Fractalkine/CX3CL1 Functions as a Transmembrane Receptor to Promote Transendothelial Migration through glycan-dependent condensation

Introduction/Rationale: Biomolecular condensation provides a fundamental mechanism for organizing signaling complexes within cells. However, its occurrence on the cell surface—rich in glycans and exposed to dynamic extracellular forces—remains poorly understood. Fractalkine (CX3CL1), an endothelial membrane-bound chemokine, is heavily O-glycosylated and interacts with the monocyte receptor CX3CR1. Although fractalkine is known to mediate monocyte adhesion and migration, how its glycosylation drives condensate formation and endothelial signaling has not yet been elucidated.

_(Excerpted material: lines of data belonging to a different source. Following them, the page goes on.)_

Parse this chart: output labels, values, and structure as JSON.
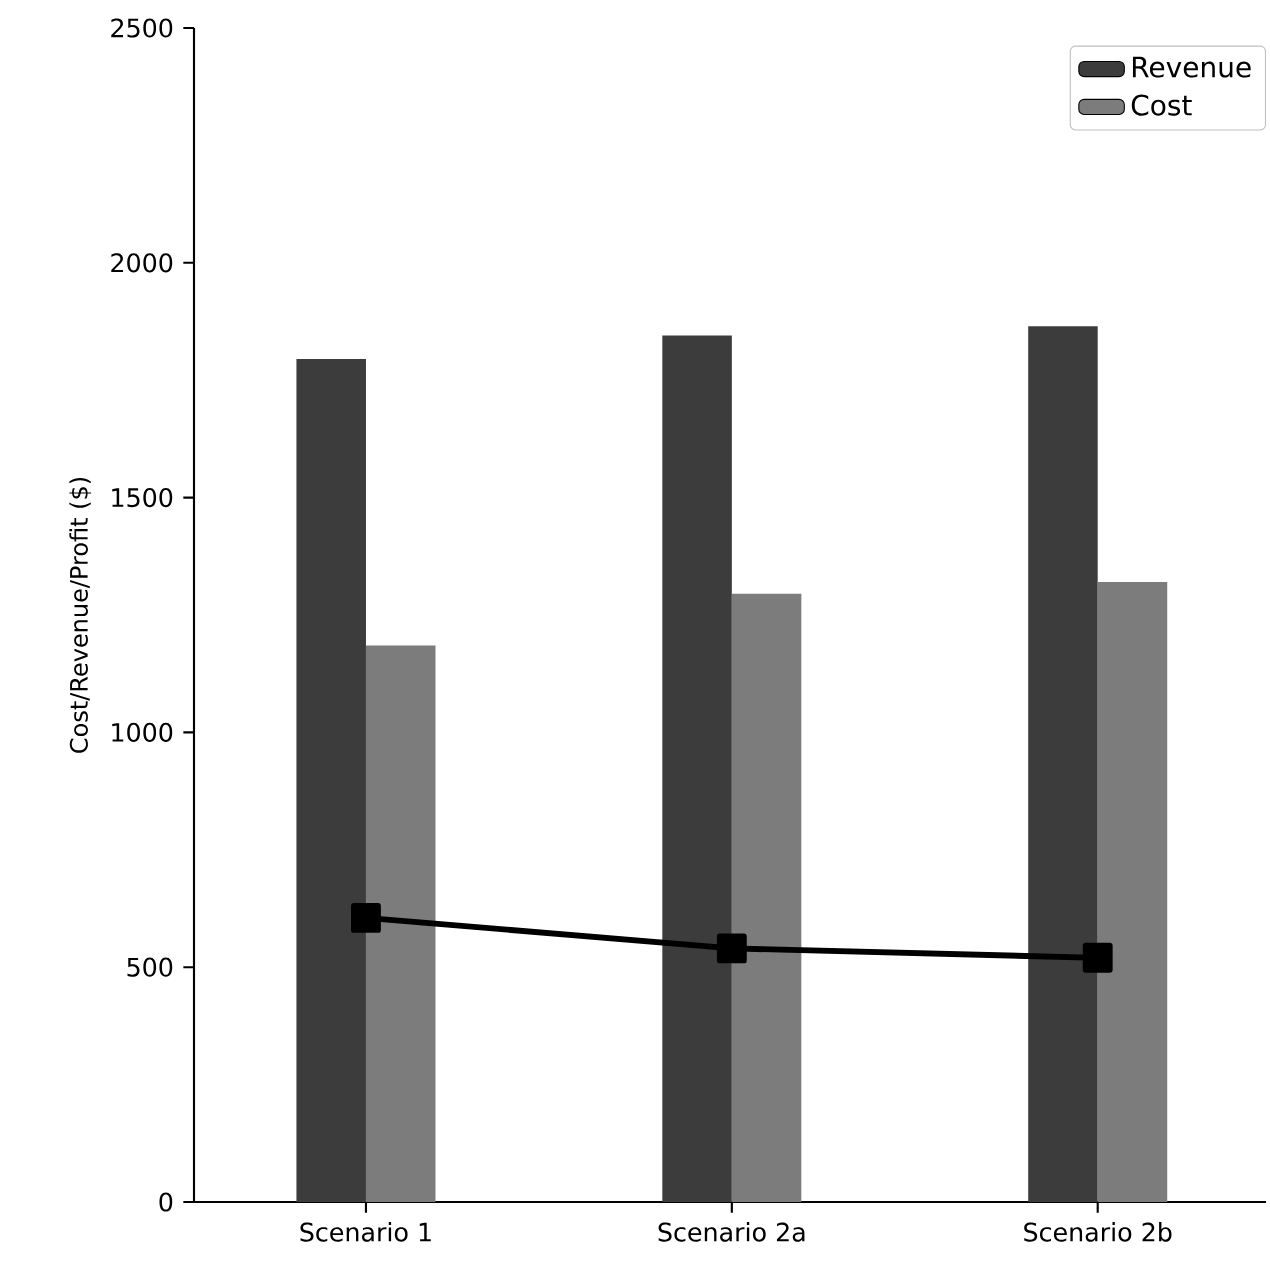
{
  "chart_data": {
    "type": "bar",
    "ylabel": "Cost/Revenue/Profit ($)",
    "categories": [
      "Scenario 1",
      "Scenario 2a",
      "Scenario 2b"
    ],
    "series": [
      {
        "name": "Revenue",
        "color": "#3c3c3c",
        "values": [
          1795,
          1845,
          1865
        ]
      },
      {
        "name": "Cost",
        "color": "#7c7c7c",
        "values": [
          1185,
          1295,
          1320
        ]
      },
      {
        "type": "line",
        "color": "#000000",
        "values": [
          605,
          540,
          520
        ]
      }
    ],
    "ylim": [
      0,
      2500
    ],
    "yticks": [
      0,
      500,
      1000,
      1500,
      2000,
      2500
    ],
    "legend": "top right",
    "marker": "square",
    "line_style": "solid"
  }
}
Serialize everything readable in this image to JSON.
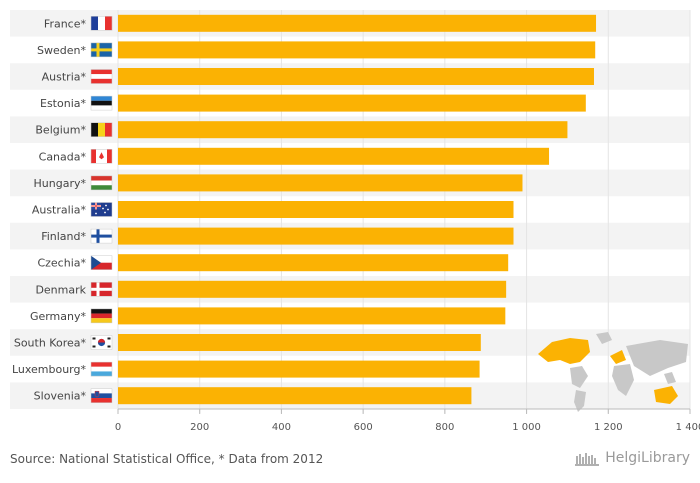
{
  "chart_data": {
    "type": "bar",
    "orientation": "horizontal",
    "title": "",
    "xlabel": "",
    "ylabel": "",
    "categories": [
      "France*",
      "Sweden*",
      "Austria*",
      "Estonia*",
      "Belgium*",
      "Canada*",
      "Hungary*",
      "Australia*",
      "Finland*",
      "Czechia*",
      "Denmark",
      "Germany*",
      "South Korea*",
      "Luxembourg*",
      "Slovenia*"
    ],
    "values": [
      1170,
      1168,
      1165,
      1145,
      1100,
      1055,
      990,
      968,
      968,
      955,
      950,
      948,
      888,
      885,
      865
    ],
    "xlim": [
      0,
      1400
    ],
    "ticks": [
      0,
      200,
      400,
      600,
      800,
      1000,
      1200,
      1400
    ],
    "tick_labels": [
      "0",
      "200",
      "400",
      "600",
      "800",
      "1 000",
      "1 200",
      "1 400"
    ],
    "bar_color": "#fbb203",
    "flags": [
      "flag-france-icon",
      "flag-sweden-icon",
      "flag-austria-icon",
      "flag-estonia-icon",
      "flag-belgium-icon",
      "flag-canada-icon",
      "flag-hungary-icon",
      "flag-australia-icon",
      "flag-finland-icon",
      "flag-czechia-icon",
      "flag-denmark-icon",
      "flag-germany-icon",
      "flag-south-korea-icon",
      "flag-luxembourg-icon",
      "flag-slovenia-icon"
    ]
  },
  "footer": {
    "source": "Source: National Statistical Office, * Data from 2012",
    "brand": "HelgiLibrary"
  },
  "colors": {
    "bar": "#fbb203",
    "row_band": "#f3f3f3",
    "map_land": "#c8c8c8",
    "map_highlight": "#fbb203"
  }
}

Methods: We combined live-cell imaging, biochemical reconstitution, and a newly applied mucinase-based O-glycoproteomic approach to dissect the mechanism of fractalkine condensate formation. This strategy enabled site-specific mapping of O-glycosylation within the mucin domain and identification of key sialylated residues critical for condensate assembly. Functional analyses using glycosylation-deficient HUVEC mutants, including transendothelial migration assays, were performed to evaluate the impact of glycans on condensate formation and endothelial signaling.

Results: We found that endothelial membrane-bound fractalkine forms glycan-dependent condensates at the monocyte–endothelium interface. CX3CR1 engagement induces these condensates in a glycan-dependent manner. Glycoproteomic mapping revealed that a specific site of sialylated O-glycans is critical for these processes. The formation of these endothelial fractalkine condensates promotes the recruitment and activation of VEGFR2, leading to calcium influx and the upregulation of adhesion molecules, thereby enhancing monocyte transendothelial migration.

Conclusion: Our findings uncover a sialylation-dependent biomolecular condensate that mediates bidirectional fractalkine–CX3CR1 signaling. By recruiting and activating VEGFR2, this condensate links cell-surface glycosylation to endothelial signaling and immune cell migration, revealing a new paradigm of glycan-controlled cell-surface condensation.